Check if an heap is a min-max heap

Question

I've written a min-max heap, i.e. an heap where finding the minimum and the maximum are constant operations. Now I want to create tests for my class, so I decided to implement a function that checks if a heap is a min-max-heap. Here it is, but I'm not sure it's 100% correct.

def is_min_max_heap(h):
    if not isinstance(h, MinMaxHeap):
        return False
    if h.heap:
        for item in h.heap:
            if not isinstance(item, HeapNode):
                return False
        for i, item in reversed(list(enumerate(h.heap))):
            g = h.grandparent_index(i)
            if g is not None:
                if h.is_on_even_level(i):
                    if h.heap[g] > item:
                        return False
                else:
                    if h.heap[g] < item:
                        return False            
    return True     

Note that elements of this heap are represented with the class HeapNode, and that's why I am checking if self.heap only contains objects of that class. Even levels are for example 0, 2, 4, etc. The minimum of this heap is found at self.heap[0]. The maximum is max(self.heap[1], self.heap[2]) (provided that both exist). h.grandparent_index(i) returns None if the grandparent of the node at i does not exist.

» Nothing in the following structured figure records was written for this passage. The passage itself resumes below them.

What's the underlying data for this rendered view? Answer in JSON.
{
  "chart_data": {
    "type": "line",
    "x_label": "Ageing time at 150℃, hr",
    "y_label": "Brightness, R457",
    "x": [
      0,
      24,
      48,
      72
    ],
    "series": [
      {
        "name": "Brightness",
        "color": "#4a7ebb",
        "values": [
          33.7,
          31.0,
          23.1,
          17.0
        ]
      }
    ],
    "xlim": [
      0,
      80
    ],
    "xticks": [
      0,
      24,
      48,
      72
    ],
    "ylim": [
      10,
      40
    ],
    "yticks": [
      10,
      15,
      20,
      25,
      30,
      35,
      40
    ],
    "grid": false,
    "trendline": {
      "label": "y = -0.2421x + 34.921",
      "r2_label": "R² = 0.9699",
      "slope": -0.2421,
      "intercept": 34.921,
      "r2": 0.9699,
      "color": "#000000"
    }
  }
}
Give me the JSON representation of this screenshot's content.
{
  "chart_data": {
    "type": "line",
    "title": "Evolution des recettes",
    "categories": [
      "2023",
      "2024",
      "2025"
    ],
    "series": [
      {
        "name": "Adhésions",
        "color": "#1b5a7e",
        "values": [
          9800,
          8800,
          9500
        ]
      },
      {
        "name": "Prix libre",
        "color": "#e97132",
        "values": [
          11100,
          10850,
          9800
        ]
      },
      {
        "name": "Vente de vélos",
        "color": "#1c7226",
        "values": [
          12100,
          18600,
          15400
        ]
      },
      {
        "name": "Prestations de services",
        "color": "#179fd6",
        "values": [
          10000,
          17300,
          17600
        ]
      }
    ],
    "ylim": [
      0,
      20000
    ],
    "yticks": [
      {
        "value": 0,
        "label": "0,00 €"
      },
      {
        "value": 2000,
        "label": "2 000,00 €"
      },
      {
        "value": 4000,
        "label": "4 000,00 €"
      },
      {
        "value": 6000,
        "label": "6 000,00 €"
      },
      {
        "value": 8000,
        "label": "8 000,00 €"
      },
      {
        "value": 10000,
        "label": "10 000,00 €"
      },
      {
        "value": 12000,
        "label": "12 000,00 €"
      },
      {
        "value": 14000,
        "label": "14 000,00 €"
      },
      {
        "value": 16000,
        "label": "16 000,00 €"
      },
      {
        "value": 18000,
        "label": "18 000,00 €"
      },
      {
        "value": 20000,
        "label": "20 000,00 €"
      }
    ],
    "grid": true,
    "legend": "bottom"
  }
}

The idea of my algorithm is very simple. I start from the bottom, and I check if I'm on an even of odd level. If on an even level, then I must make sure that the element is greater than its grandparent. If I'm on a odd level, I must make sure it's smaller than its grandparent.

Is my algorithm correct? Am I missing some points? If it's correct, suggestions to improve it are well-accepted.

Eventually my implementation might be useful for someone else.

Edit 1

I've just noticed that my function checks if the elements in the even (and respectively odd) levels are correctly disposed to each other, but it does not check if the maximum element is found either at self.heap[1] or self.heap[2] and that the minimum element is at self.heap[0].

Edit 2

I'm adding the new updated code according to edit 1 and to the answer of @goCards.

def is_min_max_heap(h) -> bool:
    """Returns `True` if `h` is a valid `MinMaxHeap` object. `False` otherwise."""
    if not isinstance(h, MinMaxHeap):
        return False

    if h.heap:
        for item in h.heap:
            if not isinstance(item, HeapNode):
                return False

        if h.size() == 1:
            return True

        if h.size() == 2:
            return max(h.heap) == h.heap[1] and min(h.heap) == h.heap[0]

        if h.size() >= 3:
            if (h.heap[0] != min(h.heap) or
                (h.heap[1] != max(h.heap) and
                 h.heap[2] != max(h.heap))):
                return False

        for i, item in reversed(list(enumerate(h.heap))):
            p = h.parent_index(i)

            if p != -1:
                if h.is_on_even_level(i):
                    if h.heap[p] < item:
                        return False
                else:
                    if h.heap[p] > item:
                        return False

            g = h.grandparent_index(i)
            if g != -1:
                if h.is_on_even_level(i):
                    if h.heap[g] > item:
                        return False
                else:
                    if h.heap[g] < item:
                        return False
    return True

Answer 1

Your algorithm is missing some checks. Consider the example below that is not a min-max heap but passes your test. Consider 5 to be the root. The root has another branch but it is not shown for simplicity.

Using your algorithm, the heap below is declared as a min-max heap, but it does not satisfy min-max heap properties. Your algorithm needs to check the parent node as well.

EDIT: A min-max heap is a binary tree that satisfies two properties:

1) T has the heap-shape

2) T is min-max ordered: values stored at nodes on even (odd) levels are smaller (greater) than or equal to the values stored at their descendants (if any) where the root is at level zero.

for i, item in reversed(list(enumerate(h.heap))):
    g = h.grandparent_index(i)
    p = h.parent_index(i)
    if g is not None and p is not None:
        if h.is_on_even_level(i):
            if item > h.heap[g]: pass #grandparent should be smallest in its subtree
            else: return False
            if item < h.heap[p]: pass #parent should be greatest in its subtree
            else: return False
        else: #odd level
            if item < h.heap[g]: pass #grandparent should be greatest in its subtree
            else: return False
            if item > h.heap[p]: pass #parent should be smallest in its subtree
            else: return False

Answer 2

A simpler way is to remove elements from the heap. The algorithm would be something like this:

• pop min-max and store them in an array
• repeat until you no longer have elements in the heap
• check if the array have the characteristics that you expect.

Checking the array you generate after you pop all elements in the heap, you should have even indices to be strictly increasing and odd indices strictly decreasing. If that is not true, your heap implementation is wrong.